Executive action was supposed to shake the system. Instead, the system absorbed it, slowed it, and maybe even co-opted it. The machine rolls on. MAGA got a few bones. The Deep State still has the meat.
Strike
These wins are pacifiers—tax cuts and pardons shouted to keep MAGA clapping while the system rolls on. Once lions—Trump post-assassination attempts (July, Sept ‘24), Musk pre-DOGE—now leashed. What flipped it? Fear, leverage, or a quiet pivot? The crowd’s still roaring; I’m not sold—promises don’t bite. Is the Deep-State winning behind the scenes?
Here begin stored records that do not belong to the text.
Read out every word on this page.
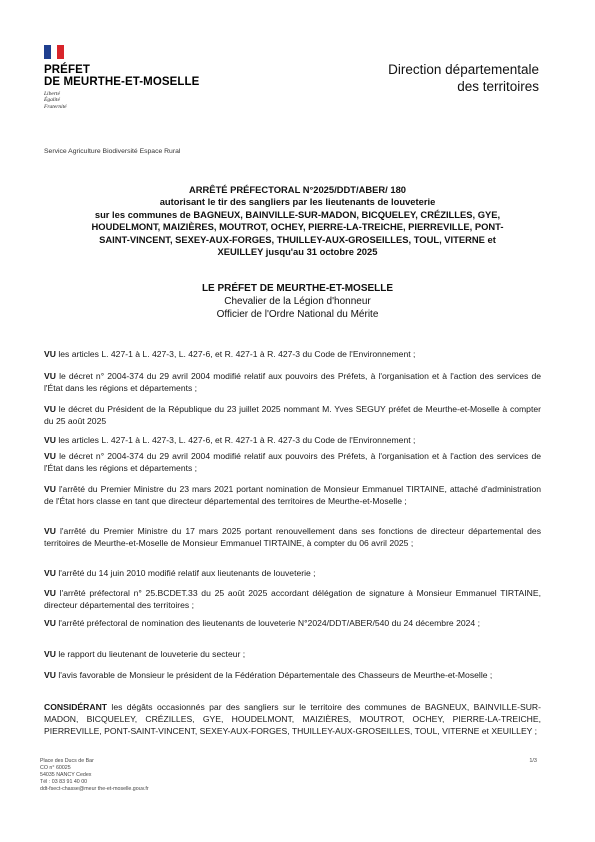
PRÉFET
DE MEURTHE-ET-MOSELLE
Liberté
Égalité
Fraternité
Direction départementale
des territoires
Service Agriculture Biodiversité Espace Rural
ARRÊTÉ PRÉFECTORAL N°2025/DDT/ABER/ 180
autorisant le tir des sangliers par les lieutenants de louveterie
sur les communes de BAGNEUX, BAINVILLE-SUR-MADON, BICQUELEY, CRÉZILLES, GYE,
HOUDELMONT, MAIZIÈRES, MOUTROT, OCHEY, PIERRE-LA-TREICHE, PIERREVILLE, PONT-
SAINT-VINCENT, SEXEY-AUX-FORGES, THUILLEY-AUX-GROSEILLES, TOUL, VITERNE et
XEUILLEY jusqu'au 31 octobre 2025
LE PRÉFET DE MEURTHE-ET-MOSELLE
Chevalier de la Légion d'honneur
Officier de l'Ordre National du Mérite
VU les articles L. 427-1 à L. 427-3, L. 427-6, et R. 427-1 à R. 427-3 du Code de l'Environnement ;
VU le décret n° 2004-374 du 29 avril 2004 modifié relatif aux pouvoirs des Préfets, à l'organisation et à l'action des services de l'État dans les régions et départements ;
VU le décret du Président de la République du 23 juillet 2025 nommant M. Yves SEGUY préfet de Meurthe-et-Moselle à compter du 25 août 2025
VU les articles L. 427-1 à L. 427-3, L. 427-6, et R. 427-1 à R. 427-3 du Code de l'Environnement ;
VU le décret n° 2004-374 du 29 avril 2004 modifié relatif aux pouvoirs des Préfets, à l'organisation et à l'action des services de l'État dans les régions et départements ;
VU l'arrêté du Premier Ministre du 23 mars 2021 portant nomination de Monsieur Emmanuel TIRTAINE, attaché d'administration de l'État hors classe en tant que directeur départemental des territoires de Meurthe-et-Moselle ;
VU l'arrêté du Premier Ministre du 17 mars 2025 portant renouvellement dans ses fonctions de directeur départemental des territoires de Meurthe-et-Moselle de Monsieur Emmanuel TIRTAINE, à compter du 06 avril 2025 ;
VU l'arrêté du 14 juin 2010 modifié relatif aux lieutenants de louveterie ;
VU l'arrêté préfectoral n° 25.BCDET.33 du 25 août 2025 accordant délégation de signature à Monsieur Emmanuel TIRTAINE, directeur départemental des territoires ;
VU l'arrêté préfectoral de nomination des lieutenants de louveterie N°2024/DDT/ABER/540 du 24 décembre 2024 ;
VU le rapport du lieutenant de louveterie du secteur ;
VU l'avis favorable de Monsieur le président de la Fédération Départementale des Chasseurs de Meurthe-et-Moselle ;
CONSIDÉRANT les dégâts occasionnés par des sangliers sur le territoire des communes de BAGNEUX, BAINVILLE-SUR-MADON, BICQUELEY, CRÉZILLES, GYE, HOUDELMONT, MAIZIÈRES, MOUTROT, OCHEY, PIERRE-LA-TREICHE, PIERREVILLE, PONT-SAINT-VINCENT, SEXEY-AUX-FORGES, THUILLEY-AUX-GROSEILLES, TOUL, VITERNE et XEUILLEY ;
Place des Ducs de Bar
CO n° 60025
54035 NANCY Cedex
Tél : 03 83 91 40 00
ddt-fsect-chasse@meur the-et-moselle.gouv.fr
1/3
Trump’s post-reelection edge has dulled. The firebrand who once tore through D.C. norms now walks a tightrope between bold speech and bureaucratic dead ends—especially as unelected judges continue to block his every move, as we explored here. His pardons have made headlines, but what about prosecutions? Where are the arrests? Where’s the follow-through on the “drain the swamp” mandate voters handed him—again?
Musk, once hailed as the billionaire rebel fighting Big Tech and federal bloat, now feels… quieter. His DOGE cuts are being stalled, his platform polices dissent, and even allies like Laura Loomer have found themselves censored. He’s still tweeting fire—but the system seems to be shrugging it off.
What we’re watching might not be surrender, but it’s not dominance either. It’s hesitation. Controlled resistance. If Trump and Musk are still fighting, it’s not clear who they’re landing punches on. The enemy isn’t afraid. And maybe that’s the point.